Выбрать главу

Из этих эпизодов складывается более широкая, чем в первой книге, более детальная и многообразная панорама будущего. Возникают какие-то устойчивые повторяющиеся признаки будущего, образ героя — человека будущего — уточняется в различных конкретных ситуациях.

Незримо следящий за каждым эпизодом Большой Мир сообщает этим сценам не только какую-то типичность и скрытую в подтексте общность, но и главный признак достоверности — движение.

Движение — уже в самой незавершенности сюжетов, обрывающихся каждый раз словно на пороге главного, того, что свершится завтра. «Господин субмарин-мастер, можно завтра я опять с вами?» — спрашивает Званцева Акико. «Поищем завтра, на обратном пути», — говорит следопыт Опанасенко. «Приходи, — зовет Валя Петров. — Может быть, пригласить Чэня?» — «Нет, — сказал Ермаков, — Чэня еще рано. Сначала сами». Этот обрыв, остановка перед завтрашним днем — внешнее выражение назревающих в мире Стругацких перемен. Еще гремит слава планетных перелетов Быкова, знаменитый Ляхов только что отправился в первую звездную, а в Школе космогации несколько мальчишек, «почти таких же» как остальные, тренируются а восьмикратных перегрузках и штудируют работы по ускорению мезонов на субсветовых скоростях. Они «почти такие же», о в них уже зреет дерзкая мечта о проверке «частных предположений» теории тяготения, утверждающих возможность звездных перелетов за несколько земных месяцев вместо сотен земных лет. «Почти такие же» уже несут в дни Быкова и Ляхова мечту о новом звездоплавании, из них вырастут герои нового времени, которое они сами создают — времени Горбовского и Валькенштейна из «Возвращения».

Так в фантастическом мире намечается движение от будущего настоящего к будущему будущему. С отдалением будущего от настоящего мир этот обретает свою хронологию, свою историю. Покорение Венеры где-то в прошлом у героев новых рассказов. Их время — время обжитого Марса, освоенной Венеры, станций у Юпитера.

Появляются возможность и желание вернуться к старым героям, к их будущему, контуры которого, намеченные в мечтах Краюхина, теперь очерчены уверенно и четко в рассказах. Вернуться, чтобы вскрыть еще неиспользованные сюжетные и проблемные возможности.

Вторая встреча с Быковым, теперь уже командиром «Тахмасиба», и его друзьями происходит в повести «Путь на Амальтею». Повесть возникает на скрещении двух линий поиска Стругацких — в фантастике «научной» и «бытовой». Она — своеобразный итог поиска, своего рода антитеза к «СБТ». Может быть, в этом внутреннем споре, который Стругацкие ведут со своей первой книгой, — еще одна причина возвращения к ее героям. Отталкиваясь от найденного в рассказах, Стругацкие создают мир в космическую эпоху с помощью излюбленного приема — через типичную, крохотную его частицу — научную станцию на Амальтее, спутнике Юпитера. Для людей, собравшихся здесь, уже немыслимо давешнее восклицание Быкова: «Я — и вдруг небо!» Небо стало обжитым, космос вошел в быт, мысль людей движется в иных масштабах и категориях. Их будничная работа — изучение Юпитера — кажется им такой же рядовой, как Быкову — его рейс на «Тахмасибе» с продовольствием для станции.

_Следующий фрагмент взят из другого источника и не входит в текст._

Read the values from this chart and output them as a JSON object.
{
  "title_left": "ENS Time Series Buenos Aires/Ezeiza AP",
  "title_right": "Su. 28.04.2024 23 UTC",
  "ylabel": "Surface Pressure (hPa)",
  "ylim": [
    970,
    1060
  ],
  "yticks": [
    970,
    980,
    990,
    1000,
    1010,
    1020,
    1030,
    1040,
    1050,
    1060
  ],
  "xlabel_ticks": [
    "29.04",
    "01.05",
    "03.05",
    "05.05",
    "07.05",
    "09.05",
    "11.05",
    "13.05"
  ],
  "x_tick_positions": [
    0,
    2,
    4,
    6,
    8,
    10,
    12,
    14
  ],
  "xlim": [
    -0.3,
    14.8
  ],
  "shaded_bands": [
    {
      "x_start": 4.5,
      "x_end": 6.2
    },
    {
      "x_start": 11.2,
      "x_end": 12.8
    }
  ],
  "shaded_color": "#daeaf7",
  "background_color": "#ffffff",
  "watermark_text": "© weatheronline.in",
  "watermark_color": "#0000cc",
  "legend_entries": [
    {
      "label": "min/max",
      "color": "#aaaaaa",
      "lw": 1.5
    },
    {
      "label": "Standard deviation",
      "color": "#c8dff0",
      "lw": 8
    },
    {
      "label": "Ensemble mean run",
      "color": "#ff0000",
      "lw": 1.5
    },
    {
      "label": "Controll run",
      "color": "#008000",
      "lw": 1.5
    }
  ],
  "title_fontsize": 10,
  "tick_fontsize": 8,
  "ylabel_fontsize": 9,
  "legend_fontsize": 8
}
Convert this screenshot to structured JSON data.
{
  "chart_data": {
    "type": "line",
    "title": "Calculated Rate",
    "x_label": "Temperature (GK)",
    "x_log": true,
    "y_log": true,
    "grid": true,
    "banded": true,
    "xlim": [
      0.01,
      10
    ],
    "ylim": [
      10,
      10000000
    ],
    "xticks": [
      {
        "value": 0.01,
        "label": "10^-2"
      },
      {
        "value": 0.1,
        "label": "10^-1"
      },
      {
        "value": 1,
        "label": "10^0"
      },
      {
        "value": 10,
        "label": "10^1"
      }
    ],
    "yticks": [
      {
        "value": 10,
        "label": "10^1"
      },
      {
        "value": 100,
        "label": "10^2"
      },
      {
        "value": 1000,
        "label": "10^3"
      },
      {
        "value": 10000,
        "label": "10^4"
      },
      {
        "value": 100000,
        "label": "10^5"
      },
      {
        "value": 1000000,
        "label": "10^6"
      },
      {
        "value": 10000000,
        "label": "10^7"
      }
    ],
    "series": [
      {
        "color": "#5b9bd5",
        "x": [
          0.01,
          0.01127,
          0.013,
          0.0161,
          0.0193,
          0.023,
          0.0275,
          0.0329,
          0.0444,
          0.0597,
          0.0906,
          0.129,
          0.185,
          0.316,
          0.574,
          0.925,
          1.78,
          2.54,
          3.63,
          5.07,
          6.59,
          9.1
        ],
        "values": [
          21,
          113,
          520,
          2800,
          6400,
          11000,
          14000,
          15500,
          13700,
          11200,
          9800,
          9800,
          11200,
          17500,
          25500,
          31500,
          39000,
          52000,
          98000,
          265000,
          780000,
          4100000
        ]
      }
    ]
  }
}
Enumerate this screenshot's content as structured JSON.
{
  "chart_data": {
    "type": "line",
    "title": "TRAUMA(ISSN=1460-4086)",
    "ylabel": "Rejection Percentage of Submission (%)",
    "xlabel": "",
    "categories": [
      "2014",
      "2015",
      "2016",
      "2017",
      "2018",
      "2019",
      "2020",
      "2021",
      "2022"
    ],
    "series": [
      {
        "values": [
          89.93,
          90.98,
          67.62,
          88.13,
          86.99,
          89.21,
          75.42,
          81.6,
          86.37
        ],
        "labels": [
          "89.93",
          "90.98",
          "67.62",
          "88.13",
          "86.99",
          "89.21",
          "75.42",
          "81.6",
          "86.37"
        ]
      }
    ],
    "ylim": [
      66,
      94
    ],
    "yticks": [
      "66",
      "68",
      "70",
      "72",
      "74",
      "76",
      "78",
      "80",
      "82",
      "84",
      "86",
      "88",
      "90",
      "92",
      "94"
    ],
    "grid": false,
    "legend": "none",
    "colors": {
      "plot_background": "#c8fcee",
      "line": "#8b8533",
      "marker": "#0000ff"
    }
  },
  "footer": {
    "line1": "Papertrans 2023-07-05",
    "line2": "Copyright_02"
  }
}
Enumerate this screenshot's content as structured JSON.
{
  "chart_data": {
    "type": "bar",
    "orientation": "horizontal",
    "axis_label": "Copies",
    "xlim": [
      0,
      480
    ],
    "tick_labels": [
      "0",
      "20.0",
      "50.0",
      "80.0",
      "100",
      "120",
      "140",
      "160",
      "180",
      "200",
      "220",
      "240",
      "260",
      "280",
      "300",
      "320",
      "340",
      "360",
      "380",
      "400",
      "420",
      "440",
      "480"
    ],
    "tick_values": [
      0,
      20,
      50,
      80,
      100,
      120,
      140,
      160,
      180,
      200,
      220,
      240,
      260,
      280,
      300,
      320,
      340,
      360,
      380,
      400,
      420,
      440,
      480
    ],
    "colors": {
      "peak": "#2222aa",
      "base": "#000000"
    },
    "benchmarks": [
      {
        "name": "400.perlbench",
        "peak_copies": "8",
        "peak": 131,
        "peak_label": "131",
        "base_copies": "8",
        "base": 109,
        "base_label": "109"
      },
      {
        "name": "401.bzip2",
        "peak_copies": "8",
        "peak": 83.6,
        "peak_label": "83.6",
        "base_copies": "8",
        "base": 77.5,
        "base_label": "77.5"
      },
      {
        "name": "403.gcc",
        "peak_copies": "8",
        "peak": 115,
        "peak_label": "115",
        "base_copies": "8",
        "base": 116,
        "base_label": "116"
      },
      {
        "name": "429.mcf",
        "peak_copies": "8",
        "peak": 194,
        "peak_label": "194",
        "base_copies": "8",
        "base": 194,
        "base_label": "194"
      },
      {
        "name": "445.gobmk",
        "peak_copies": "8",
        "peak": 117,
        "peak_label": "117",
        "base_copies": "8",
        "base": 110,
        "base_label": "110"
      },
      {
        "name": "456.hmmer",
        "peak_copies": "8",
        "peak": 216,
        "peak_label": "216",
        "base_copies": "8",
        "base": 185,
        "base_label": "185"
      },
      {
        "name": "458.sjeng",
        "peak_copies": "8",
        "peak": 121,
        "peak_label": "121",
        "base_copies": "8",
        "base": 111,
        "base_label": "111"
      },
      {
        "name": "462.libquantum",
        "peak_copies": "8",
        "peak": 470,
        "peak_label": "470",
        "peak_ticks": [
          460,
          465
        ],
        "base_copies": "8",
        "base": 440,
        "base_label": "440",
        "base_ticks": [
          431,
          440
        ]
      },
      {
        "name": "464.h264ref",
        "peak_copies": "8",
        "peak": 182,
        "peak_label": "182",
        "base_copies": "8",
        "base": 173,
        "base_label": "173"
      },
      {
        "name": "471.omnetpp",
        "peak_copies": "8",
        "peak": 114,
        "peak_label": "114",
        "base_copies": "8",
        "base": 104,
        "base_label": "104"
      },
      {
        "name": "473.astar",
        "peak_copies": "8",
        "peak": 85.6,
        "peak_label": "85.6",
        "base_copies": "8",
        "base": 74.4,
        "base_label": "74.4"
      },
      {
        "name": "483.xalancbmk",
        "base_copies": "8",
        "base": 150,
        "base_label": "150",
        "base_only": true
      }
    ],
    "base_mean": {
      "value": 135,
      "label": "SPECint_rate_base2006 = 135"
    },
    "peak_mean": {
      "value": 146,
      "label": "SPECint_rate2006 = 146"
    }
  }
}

Давнишнее Приключение стало лишь одной из сторон этого незаметно героического быта. Недаром повесть открывается прологом «Амальтея. Джей-станция» — именно он задает тональность книги. Мысль о задыхающейся от голода станции ведет повествование. Поэтому так неожиданно в историю катастрофы «Тахмасиба» вдруг врезана сценка на Амальтее — очевидный, кажущийся чем-то исключительным героизм Быкова становится рядовым, хотя и не менее ярким, на фоне повседневного будничного героизма работников Амальтеи. Приключение перерастает в романтику непрерывной борьбы с природой, идущей во всем Большом мире, героизм укрупняется до морального закона эпохи. Напряженная внутренняя красота нового мира утверждается в главном — в человеке и его труде. Поэтому не умилительной картинкой, а естественным завершением еще одного трудового и трудного дня выглядит рапорт Быкова директору станции.

Совершенно переакцентирована научная линия повести. Легко можно представить себе повесть или рассказ, заданный фантастической гипотезой о строении внутренних слоев Юпитера, сюжетом которого была бы та же история «Тахмасиба». Это была бы искусственно сконструированная иллюстрация гипотезы. В повести Стругацких научный (фантастический) элемент упрятан в толщу происходящего. Где-то в гуще событий звучит диалог Крутикова и Дауге: «Если верна общепринятая теория строения Юпитера, мы не сгорим». — «Какую теорию ты считаешь общепринятой?» — «Теорию Кангрена».